Wednesday 26 August 2020

Continuing A Combox Discussion

I wanted to continue a discussion in the combox for Upstairs Of The Turning Point but my combox comment would have become a lengthy one so why not make it a post instead?

Discussing time travel paradoxes in Poul Anderson's Time Patrol series, S.M. Stirling comments:

"...if you prevent your parents from meeting, as long as you're there in the past prior to the change, you continue to exist, but the chain of events that resulted in you is gone.

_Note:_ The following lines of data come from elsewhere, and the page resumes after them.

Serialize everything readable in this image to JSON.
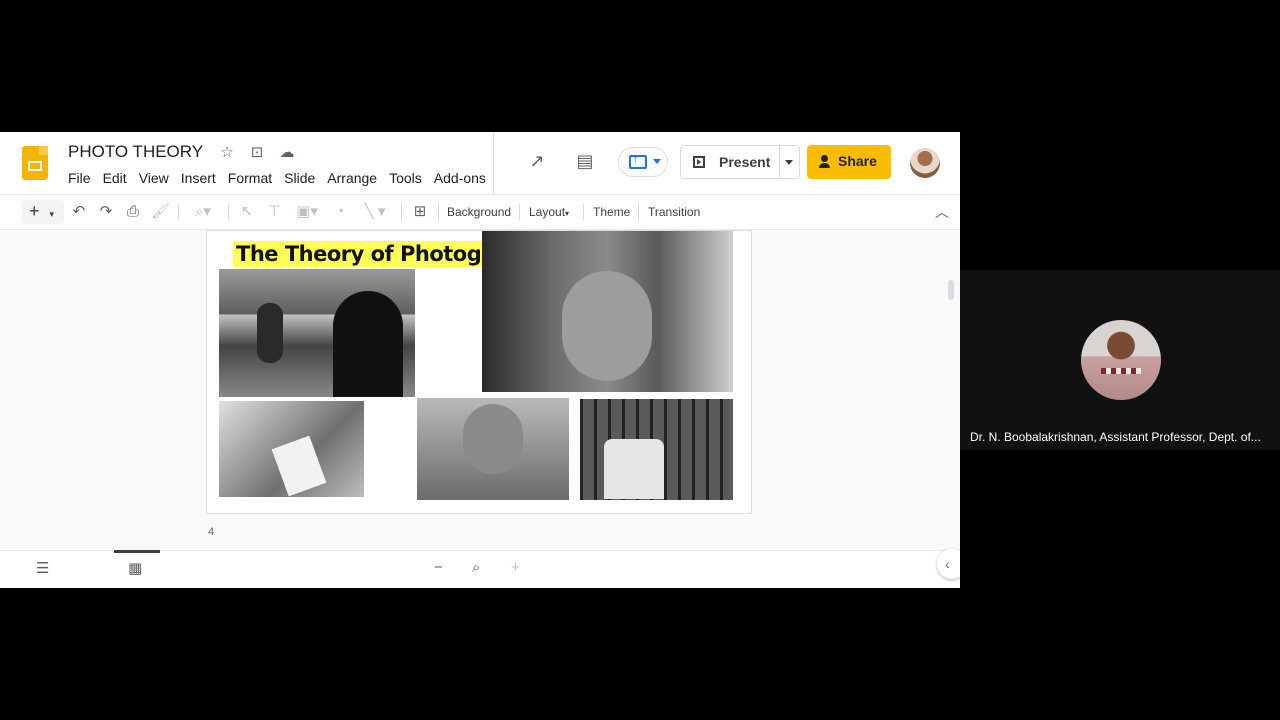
{
  "app": {
    "doc_title": "PHOTO THEORY",
    "menu": [
      "File",
      "Edit",
      "View",
      "Insert",
      "Format",
      "Slide",
      "Arrange",
      "Tools",
      "Add-ons"
    ],
    "present_label": "Present",
    "share_label": "Share"
  },
  "toolbar": {
    "plus": "+",
    "background_label": "Background",
    "layout_label": "Layout",
    "theme_label": "Theme",
    "transition_label": "Transition"
  },
  "slide": {
    "title": "The Theory of Photography",
    "number": "4"
  },
  "video": {
    "participant_name": "Dr. N. Boobalakrishnan, Assistant Professor, Dept. of..."
  },
  "colors": {
    "share_yellow": "#fbbc04",
    "slides_logo": "#f4b400",
    "title_highlight": "#ffff55"
  }
}
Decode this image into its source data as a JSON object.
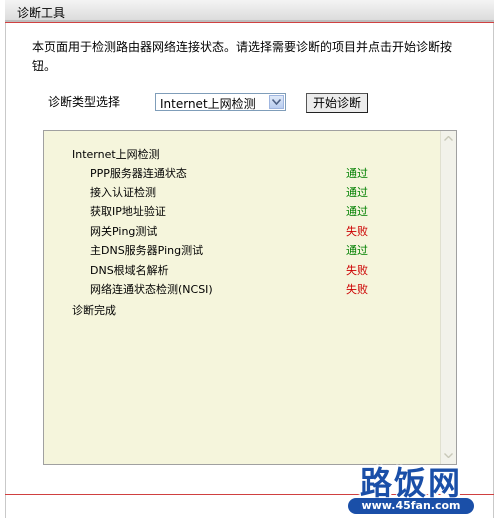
{
  "header": {
    "title": "诊断工具"
  },
  "description": "本页面用于检测路由器网络连接状态。请选择需要诊断的项目并点击开始诊断按钮。",
  "diagnosis_type": {
    "label": "诊断类型选择",
    "selected": "Internet上网检测"
  },
  "start_button": {
    "label": "开始诊断"
  },
  "results": {
    "heading": "Internet上网检测",
    "items": [
      {
        "name": "PPP服务器连通状态",
        "status": "通过",
        "state": "pass"
      },
      {
        "name": "接入认证检测",
        "status": "通过",
        "state": "pass"
      },
      {
        "name": "获取IP地址验证",
        "status": "通过",
        "state": "pass"
      },
      {
        "name": "网关Ping测试",
        "status": "失败",
        "state": "fail"
      },
      {
        "name": "主DNS服务器Ping测试",
        "status": "通过",
        "state": "pass"
      },
      {
        "name": "DNS根域名解析",
        "status": "失败",
        "state": "fail"
      },
      {
        "name": "网络连通状态检测(NCSI)",
        "status": "失败",
        "state": "fail"
      }
    ],
    "footer": "诊断完成"
  },
  "watermark": {
    "logo": "路饭网",
    "url": "www.45fan.com"
  },
  "colors": {
    "pass": "#008000",
    "fail": "#cc0000",
    "result_bg": "#f5f5dc",
    "accent_line": "#d04040",
    "watermark": "#1a4fa8"
  }
}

"It's sort of... disturbing..."

A single discontinuous timeline in which a time traveler can arrive from a prevented future and in which some events are remembered even though they never did happen and never will happen is disturbing and counter-intuitive but logically possible because not self-contradictory. However, there is a contradiction in the Time Patrol series:

at one stage, Manse Everard is in the timeline where Keith Denison is Cyrus the Great;

therefore, that timeline exists;

however, Everard, while in that timeline, says that it might be brought about that that timeline does not exist;

this is a contradiction;

we can, without self-contradiction, believe that "remembered" events did not happen, i.e., that the "memories" are false, but we cannot, without self-contradiction, believe that an event that IS now happening might be caused NOT to happen.

My way of making logical sense of this story, "Brave To Be A King," is as follows. At the end of the story, the entire timeline in which Denison was Cyrus is in the past of the second temporal dimension. Each moment of the first temporal dimension contains a three-dimensional universe. Each moment of the second temporal dimension contains a four-dimensional spacetime continuum. At the end of the story, it is true to say that Denison never was Cyrus in the past of the current timeline but it would not be true to say that he had never been Cyrus in any previous timeline. In this context, "current" and "previous" refer to temporal relationships within the second, not the first, temporal dimension. The Temporal language has appropriate tenses and terminology.

2 comments:

S.M. Stirling said...

Oh, that doesn't bother me. What Manse is saying in the Cyrus(1) timeline is that he can -imagine- it not having existed.

Then he and his friend travel back in time and prevent it from happening.

The moment they made the decision exists as electrochemical events in their brains, but now not otherwise.

paulshackley2017@gmail.com said...

But I still think that the contrast between the past tense, "...they made the decision...," and the word, "now," implies a second temporal dimension.